How is this a problem? The crate authors targeting nightly features know full well that they are restricting their pool of users, while at the same time driving the testing and design of nightly features forward. If no one is actually using them, then they are unlikely to get quickly stabilized.
> If the Rust team refuses to ship the features in stable releases
Can you show a case of refusal to ship a needed feature?
> Rust developers have little reason not to use the features.
Rust developers of end user applications don't. Crate authors do, if they want to gain wide adoption.
I feel like you read my entire comment wrong. Like you didn't read what I replied to, stripped all the "ifs" and arguments, and hyper-focused on points I wasn't trying to make. Surely I wasn't as clear as I thought but this feels so strange.
> Strange. EcmaScript/JavaScript kind of adds like 5-6 features every year. Python. C on the other hand is great.
Those languages have also been around long enough for the new language features to "cool down".
Rust was also designed from the beginning to have the language be able to move quickly and safely in this manner (just like Rust code itself!).
You're also forgetting the HUGE migration pains that resulted from JS. The gigantic gaps between ES3 and ES5 and ES6. Oh, did I forget ES4? Nope. It was cancelled. Not even going to get started on the disaster that was Python 2->3 or how wildly different the original K&R C is to modern C (I have the K&R book handy to prove it).
I honestly find it hilarious that those languages you chose each had terrible migrations between versions, where Rust differences between versions barely make a dev bat an eye.
I think there are many people who might actually agree with this. Tbh, I think anyone making the argument the other is making, would rather Rust follow the path of C than the path of C++.
With language editions, the new features that Rust adds will be mostly a liability for the compiler writers, not the users. So sure you could ask that: why are the language implementors creating more maintenance work for themselves? Well maybe they think those features are worth it.

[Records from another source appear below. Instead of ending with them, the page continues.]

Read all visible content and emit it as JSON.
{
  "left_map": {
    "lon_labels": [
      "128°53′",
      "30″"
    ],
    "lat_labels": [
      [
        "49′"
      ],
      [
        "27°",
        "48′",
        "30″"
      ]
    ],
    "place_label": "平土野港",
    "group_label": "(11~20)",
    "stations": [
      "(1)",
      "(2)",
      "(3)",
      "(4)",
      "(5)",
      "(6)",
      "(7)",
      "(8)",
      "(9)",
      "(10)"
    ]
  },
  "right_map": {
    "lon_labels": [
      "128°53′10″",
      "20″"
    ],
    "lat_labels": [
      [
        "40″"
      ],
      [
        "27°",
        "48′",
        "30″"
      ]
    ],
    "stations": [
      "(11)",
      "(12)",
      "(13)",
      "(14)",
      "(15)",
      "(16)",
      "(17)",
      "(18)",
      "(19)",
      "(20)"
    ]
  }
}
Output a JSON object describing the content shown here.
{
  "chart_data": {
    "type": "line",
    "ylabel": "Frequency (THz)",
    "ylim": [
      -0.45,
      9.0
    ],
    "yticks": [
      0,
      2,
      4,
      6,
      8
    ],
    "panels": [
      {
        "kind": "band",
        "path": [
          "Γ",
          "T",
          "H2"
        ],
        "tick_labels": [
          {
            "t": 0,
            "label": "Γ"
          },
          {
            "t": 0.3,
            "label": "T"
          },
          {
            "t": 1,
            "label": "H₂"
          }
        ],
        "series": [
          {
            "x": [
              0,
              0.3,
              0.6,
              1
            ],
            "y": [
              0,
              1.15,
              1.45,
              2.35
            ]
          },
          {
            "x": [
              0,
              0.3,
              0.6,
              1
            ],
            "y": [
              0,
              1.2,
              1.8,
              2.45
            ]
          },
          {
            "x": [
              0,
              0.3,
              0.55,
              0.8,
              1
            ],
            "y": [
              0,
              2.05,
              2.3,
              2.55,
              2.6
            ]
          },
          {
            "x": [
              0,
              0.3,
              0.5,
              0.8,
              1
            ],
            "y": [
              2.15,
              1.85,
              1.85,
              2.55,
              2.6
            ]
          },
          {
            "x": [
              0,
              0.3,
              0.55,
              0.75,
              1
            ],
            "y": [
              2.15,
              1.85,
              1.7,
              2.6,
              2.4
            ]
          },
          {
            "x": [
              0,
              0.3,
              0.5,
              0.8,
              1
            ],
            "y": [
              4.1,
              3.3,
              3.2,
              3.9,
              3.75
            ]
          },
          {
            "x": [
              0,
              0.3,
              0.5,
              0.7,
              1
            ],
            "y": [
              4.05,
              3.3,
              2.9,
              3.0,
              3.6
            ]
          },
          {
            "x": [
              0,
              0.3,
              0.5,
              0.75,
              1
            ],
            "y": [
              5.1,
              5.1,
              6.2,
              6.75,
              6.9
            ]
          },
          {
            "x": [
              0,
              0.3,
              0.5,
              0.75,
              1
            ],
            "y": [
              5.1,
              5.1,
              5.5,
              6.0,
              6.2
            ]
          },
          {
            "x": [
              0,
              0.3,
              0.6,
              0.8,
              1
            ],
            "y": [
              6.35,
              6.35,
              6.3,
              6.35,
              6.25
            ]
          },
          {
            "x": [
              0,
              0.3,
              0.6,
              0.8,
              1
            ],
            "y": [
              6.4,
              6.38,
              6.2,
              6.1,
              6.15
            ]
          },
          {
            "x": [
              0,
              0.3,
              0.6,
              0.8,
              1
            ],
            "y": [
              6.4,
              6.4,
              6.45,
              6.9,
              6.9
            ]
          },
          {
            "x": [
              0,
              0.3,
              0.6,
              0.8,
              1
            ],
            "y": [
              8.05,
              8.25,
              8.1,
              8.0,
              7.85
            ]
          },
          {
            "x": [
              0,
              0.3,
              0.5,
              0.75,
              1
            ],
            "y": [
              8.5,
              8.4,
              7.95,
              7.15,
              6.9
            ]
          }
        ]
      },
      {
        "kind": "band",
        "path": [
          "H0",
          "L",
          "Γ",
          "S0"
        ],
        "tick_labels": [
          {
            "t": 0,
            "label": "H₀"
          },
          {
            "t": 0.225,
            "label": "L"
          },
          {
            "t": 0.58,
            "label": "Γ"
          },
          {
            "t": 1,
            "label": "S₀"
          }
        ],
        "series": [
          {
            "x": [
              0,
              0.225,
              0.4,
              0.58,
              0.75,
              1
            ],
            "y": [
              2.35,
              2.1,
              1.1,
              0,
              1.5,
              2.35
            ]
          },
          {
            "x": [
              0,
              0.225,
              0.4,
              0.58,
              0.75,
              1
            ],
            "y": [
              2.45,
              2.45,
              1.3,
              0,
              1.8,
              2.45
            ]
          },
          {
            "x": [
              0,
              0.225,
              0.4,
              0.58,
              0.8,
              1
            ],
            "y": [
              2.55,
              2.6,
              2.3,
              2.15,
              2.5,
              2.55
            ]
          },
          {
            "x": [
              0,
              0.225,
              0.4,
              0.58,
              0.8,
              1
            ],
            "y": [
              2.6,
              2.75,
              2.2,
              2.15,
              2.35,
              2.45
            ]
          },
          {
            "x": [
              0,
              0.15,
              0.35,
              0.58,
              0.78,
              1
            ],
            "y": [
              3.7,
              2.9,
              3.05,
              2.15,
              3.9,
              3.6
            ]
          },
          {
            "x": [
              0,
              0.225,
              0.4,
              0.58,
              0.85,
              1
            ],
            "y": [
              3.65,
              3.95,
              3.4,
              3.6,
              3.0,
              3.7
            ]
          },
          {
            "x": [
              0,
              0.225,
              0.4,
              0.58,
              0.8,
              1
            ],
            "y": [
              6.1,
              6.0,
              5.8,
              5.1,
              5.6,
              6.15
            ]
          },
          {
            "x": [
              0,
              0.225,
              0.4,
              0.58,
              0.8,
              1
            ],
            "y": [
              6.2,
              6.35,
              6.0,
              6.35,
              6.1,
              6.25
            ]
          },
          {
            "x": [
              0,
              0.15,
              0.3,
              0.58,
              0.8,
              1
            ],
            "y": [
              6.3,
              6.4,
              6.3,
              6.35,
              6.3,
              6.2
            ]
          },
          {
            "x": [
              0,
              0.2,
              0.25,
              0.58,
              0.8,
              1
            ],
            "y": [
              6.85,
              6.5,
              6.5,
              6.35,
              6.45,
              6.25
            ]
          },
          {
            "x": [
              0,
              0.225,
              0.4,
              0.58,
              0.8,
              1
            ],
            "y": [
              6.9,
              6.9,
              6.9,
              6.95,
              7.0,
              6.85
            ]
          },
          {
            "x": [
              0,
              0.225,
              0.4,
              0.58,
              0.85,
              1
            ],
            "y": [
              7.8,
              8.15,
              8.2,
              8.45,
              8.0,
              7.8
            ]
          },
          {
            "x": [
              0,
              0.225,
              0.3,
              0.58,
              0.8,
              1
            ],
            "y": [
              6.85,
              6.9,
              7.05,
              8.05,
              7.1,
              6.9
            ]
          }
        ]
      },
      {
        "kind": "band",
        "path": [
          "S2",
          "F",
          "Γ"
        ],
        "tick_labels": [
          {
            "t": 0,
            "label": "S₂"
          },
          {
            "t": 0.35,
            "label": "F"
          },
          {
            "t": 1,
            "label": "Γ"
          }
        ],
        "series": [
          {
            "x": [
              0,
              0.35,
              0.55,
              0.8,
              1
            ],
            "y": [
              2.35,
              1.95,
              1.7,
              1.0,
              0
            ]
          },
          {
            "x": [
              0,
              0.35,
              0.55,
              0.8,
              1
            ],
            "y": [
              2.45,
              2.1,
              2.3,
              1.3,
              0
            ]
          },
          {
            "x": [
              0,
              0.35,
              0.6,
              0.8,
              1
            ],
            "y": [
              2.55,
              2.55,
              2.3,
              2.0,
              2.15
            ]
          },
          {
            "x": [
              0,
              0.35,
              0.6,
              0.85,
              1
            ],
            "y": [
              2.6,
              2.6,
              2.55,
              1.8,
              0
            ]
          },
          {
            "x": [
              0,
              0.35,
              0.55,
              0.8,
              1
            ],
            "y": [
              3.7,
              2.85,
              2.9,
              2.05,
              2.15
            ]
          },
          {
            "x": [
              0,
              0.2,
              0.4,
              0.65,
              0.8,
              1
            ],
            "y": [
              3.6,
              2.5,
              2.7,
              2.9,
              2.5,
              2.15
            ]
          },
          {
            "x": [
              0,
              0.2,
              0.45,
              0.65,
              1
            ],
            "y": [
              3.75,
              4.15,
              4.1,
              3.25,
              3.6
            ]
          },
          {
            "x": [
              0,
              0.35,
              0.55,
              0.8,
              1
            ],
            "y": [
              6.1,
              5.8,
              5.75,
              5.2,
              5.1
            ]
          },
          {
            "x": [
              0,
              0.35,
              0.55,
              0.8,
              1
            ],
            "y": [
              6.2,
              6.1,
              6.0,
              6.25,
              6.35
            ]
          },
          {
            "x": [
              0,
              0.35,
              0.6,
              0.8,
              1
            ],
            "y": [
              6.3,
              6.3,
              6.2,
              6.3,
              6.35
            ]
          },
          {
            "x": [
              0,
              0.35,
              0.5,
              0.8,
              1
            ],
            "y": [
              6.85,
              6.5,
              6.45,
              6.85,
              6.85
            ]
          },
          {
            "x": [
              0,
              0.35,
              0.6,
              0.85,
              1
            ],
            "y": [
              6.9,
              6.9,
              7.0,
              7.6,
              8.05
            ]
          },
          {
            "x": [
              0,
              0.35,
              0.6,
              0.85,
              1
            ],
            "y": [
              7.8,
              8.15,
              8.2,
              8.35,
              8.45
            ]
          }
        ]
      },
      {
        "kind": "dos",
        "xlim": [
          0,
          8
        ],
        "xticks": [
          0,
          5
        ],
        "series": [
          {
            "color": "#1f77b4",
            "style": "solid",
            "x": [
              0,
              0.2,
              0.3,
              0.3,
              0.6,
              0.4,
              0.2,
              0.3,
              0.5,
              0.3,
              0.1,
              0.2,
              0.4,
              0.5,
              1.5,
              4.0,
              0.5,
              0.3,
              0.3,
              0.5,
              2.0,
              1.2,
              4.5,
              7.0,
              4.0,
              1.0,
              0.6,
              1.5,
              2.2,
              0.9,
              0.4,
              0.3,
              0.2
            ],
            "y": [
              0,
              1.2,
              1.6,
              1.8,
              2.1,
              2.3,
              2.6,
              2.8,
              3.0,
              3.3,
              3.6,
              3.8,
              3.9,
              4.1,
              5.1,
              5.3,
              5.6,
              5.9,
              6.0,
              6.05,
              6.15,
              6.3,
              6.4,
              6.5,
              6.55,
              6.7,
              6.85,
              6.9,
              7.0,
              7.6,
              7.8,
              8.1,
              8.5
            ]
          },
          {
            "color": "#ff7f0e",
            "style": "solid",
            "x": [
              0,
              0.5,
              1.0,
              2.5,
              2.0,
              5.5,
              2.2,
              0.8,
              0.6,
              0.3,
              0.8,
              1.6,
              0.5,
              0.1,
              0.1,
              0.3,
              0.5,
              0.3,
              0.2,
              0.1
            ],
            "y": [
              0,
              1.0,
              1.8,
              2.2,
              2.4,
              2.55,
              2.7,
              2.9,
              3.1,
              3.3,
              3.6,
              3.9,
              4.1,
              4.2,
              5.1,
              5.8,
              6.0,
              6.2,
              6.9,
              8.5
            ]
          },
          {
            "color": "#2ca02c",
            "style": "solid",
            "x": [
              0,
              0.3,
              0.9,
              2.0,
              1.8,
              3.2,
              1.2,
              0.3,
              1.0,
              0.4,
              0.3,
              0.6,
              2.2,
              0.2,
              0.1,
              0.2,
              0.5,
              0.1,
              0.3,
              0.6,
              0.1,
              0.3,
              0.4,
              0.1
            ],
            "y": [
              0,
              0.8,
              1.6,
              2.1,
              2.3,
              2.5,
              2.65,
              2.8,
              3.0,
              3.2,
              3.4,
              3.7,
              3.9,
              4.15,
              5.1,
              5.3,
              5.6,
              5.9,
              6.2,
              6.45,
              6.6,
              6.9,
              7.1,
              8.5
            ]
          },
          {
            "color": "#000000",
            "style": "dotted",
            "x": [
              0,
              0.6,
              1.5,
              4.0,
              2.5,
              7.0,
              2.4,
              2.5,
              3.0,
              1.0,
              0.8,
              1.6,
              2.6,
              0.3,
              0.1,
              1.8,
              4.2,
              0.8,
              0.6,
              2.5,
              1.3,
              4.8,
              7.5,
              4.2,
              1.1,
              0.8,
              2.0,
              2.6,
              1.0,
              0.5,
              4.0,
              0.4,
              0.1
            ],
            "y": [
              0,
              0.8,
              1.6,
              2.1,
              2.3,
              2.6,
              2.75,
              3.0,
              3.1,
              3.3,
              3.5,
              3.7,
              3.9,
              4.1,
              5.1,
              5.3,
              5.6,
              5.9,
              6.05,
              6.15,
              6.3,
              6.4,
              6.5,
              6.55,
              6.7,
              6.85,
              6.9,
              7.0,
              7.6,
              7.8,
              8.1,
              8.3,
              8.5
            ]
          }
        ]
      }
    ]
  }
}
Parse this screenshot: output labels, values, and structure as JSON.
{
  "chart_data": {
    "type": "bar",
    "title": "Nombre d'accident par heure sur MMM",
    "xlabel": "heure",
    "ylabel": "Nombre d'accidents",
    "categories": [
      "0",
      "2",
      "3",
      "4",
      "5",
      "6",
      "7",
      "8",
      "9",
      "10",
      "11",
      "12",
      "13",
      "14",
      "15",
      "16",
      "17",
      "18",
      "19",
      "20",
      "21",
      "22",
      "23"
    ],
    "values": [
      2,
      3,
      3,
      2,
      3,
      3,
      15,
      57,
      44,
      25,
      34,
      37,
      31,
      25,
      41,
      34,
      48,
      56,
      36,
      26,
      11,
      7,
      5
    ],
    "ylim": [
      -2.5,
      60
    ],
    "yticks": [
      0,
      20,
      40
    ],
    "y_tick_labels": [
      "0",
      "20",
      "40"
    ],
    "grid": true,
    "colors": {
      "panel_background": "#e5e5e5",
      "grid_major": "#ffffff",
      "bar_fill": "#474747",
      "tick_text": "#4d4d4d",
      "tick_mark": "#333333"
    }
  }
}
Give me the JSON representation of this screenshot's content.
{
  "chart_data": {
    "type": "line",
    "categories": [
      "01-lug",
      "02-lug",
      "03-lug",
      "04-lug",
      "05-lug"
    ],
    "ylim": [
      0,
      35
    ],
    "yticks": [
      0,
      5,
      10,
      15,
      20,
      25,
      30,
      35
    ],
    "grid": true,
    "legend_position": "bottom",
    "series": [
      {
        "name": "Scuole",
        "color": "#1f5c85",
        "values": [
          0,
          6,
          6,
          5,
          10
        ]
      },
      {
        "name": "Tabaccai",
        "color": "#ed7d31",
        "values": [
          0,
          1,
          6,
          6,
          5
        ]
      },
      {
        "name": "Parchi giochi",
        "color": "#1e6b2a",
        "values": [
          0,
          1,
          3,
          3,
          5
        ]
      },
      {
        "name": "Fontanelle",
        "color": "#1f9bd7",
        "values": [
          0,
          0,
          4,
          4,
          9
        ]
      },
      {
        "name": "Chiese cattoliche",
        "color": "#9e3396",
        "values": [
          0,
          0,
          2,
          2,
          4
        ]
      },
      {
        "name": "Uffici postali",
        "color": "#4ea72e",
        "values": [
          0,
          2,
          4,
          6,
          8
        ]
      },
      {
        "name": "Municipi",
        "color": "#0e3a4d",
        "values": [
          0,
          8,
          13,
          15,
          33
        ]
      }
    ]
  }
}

If you ever need to debug code in a dependency, then you'll probably need to read code that targets a different edition than your home project does. Over a long enough time frame, you're going to need to at least be able to understand all of the editions.
C++ gets new features regularly because there is a comitte whose job is to do that.
The same was true of OpenGL until they moved on to Vulcan, and they seem to be getting the idea that things dont really have to change so much. Or maybe they're just shifting to making other "standards" instead.
To me Rust is more of a toolchain development at this point, where language features are added where it makes sense rather than being a goal.
I suspect the author wouldn't have written this article if he acknowledged that Rust's decision-making committee lacks integrity.